Methods: The medical records of patients with ONB seen at the University of Texas MD Anderson Cancer Center were retrospectively reviewed. Those who had both a 68Ga-DOTATATE PET/CT exam and a brain, facial or orbits magnetic resonance imaging scan within four weeks of each other, regardless of the order of the exams, were eligible for further analysis. Accuracy of the imaging exams was determined by subsequent results from further imaging or pathological assessment.
Results: Sixty-one patients met the inclusion criteria, yielding 298 pairs of consecutive MRI and 68Ga-DOTATATE PET/CT scans: a total of 596 exams performed between June 2020 and September 2025. Both imaging modalities had the same number of true negatives (n=140) and false positives (n=1); however, MRI had slightly lower rates of true positives (n=153, in comparison to 156 from 68Ga-DOTATATE PET/CT) due to a higher rate of false negatives, which were four in comparison to only one from 68Ga-DOTATATE PET/CT. Both techniques exhibited a high specificity (99.3%) and positive predictive value (99.4%), but 68Ga-DOTATATE PET/CT had better sensitivity (99.4% vs. 97.5%), negative predictive value (NPV, 99.3% vs. 97.2%), and accuracy (99.3% vs. 98.3%). When compared to MRI, the 68Ga-DOTATATE PET/CT exam showed a 75% relative improvement in avoiding missed (false negative) instances, with a number needed to test of 52. Nonetheless, PET’s numerical superiority was not statistically significant: NPV p = 0.205 (Fisher’s exact test) and sensitivity p = 0.091 (Z-test). Minimum malignant lesion sizes captured were 2 millimeters by MRI and 4 millimeters by PET. Furthermore, the 68Ga-DOTATATE PET/CT first captured seven occurrences of distant metastases that were not priorly seen by any other imaging exam.
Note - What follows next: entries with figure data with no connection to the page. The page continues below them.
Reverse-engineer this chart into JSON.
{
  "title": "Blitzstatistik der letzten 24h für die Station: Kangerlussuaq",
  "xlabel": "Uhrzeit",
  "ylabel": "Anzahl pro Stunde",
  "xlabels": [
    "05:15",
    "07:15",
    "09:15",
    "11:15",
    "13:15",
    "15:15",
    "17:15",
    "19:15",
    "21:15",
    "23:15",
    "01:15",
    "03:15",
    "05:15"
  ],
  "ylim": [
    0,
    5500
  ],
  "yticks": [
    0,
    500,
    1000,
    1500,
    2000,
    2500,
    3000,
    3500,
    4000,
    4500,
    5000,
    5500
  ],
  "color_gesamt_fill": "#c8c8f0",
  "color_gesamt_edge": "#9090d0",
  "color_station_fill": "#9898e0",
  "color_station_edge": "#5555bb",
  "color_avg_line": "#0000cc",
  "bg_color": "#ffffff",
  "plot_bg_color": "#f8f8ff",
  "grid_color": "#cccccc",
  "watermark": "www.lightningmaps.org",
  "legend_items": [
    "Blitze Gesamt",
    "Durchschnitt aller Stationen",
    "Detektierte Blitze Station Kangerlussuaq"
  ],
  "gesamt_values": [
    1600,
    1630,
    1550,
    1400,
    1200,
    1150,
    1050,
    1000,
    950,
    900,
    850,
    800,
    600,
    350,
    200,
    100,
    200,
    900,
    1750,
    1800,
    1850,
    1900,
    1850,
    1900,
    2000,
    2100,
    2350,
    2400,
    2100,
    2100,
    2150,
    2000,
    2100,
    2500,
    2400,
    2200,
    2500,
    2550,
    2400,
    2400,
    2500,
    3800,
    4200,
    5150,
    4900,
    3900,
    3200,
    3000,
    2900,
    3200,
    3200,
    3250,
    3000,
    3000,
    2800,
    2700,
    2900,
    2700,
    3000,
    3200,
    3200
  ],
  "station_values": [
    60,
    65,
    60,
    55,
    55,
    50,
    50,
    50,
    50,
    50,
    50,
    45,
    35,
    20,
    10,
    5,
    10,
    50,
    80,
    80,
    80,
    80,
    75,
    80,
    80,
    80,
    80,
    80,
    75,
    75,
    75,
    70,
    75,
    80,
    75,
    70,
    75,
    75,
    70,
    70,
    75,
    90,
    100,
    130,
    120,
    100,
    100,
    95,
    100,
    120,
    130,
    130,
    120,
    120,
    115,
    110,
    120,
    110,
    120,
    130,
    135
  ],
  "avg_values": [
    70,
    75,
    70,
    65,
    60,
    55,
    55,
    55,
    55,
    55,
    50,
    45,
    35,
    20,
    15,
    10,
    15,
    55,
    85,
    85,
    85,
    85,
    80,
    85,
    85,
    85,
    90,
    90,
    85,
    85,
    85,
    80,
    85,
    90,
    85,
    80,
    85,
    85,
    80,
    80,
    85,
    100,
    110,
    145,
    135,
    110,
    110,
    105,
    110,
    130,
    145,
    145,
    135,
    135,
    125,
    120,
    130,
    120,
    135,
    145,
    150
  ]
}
Conclusions: In the context of diagnosis and follow-up of ONBs, where a false negative imaging result can be catastrophic, 68Ga-DOTATATE PET/CT presents as a valuable complement to MRI by diminishing the rates of missed cases as well as picking up distant metastases, thus better supporting clinical decision-making and cancer care.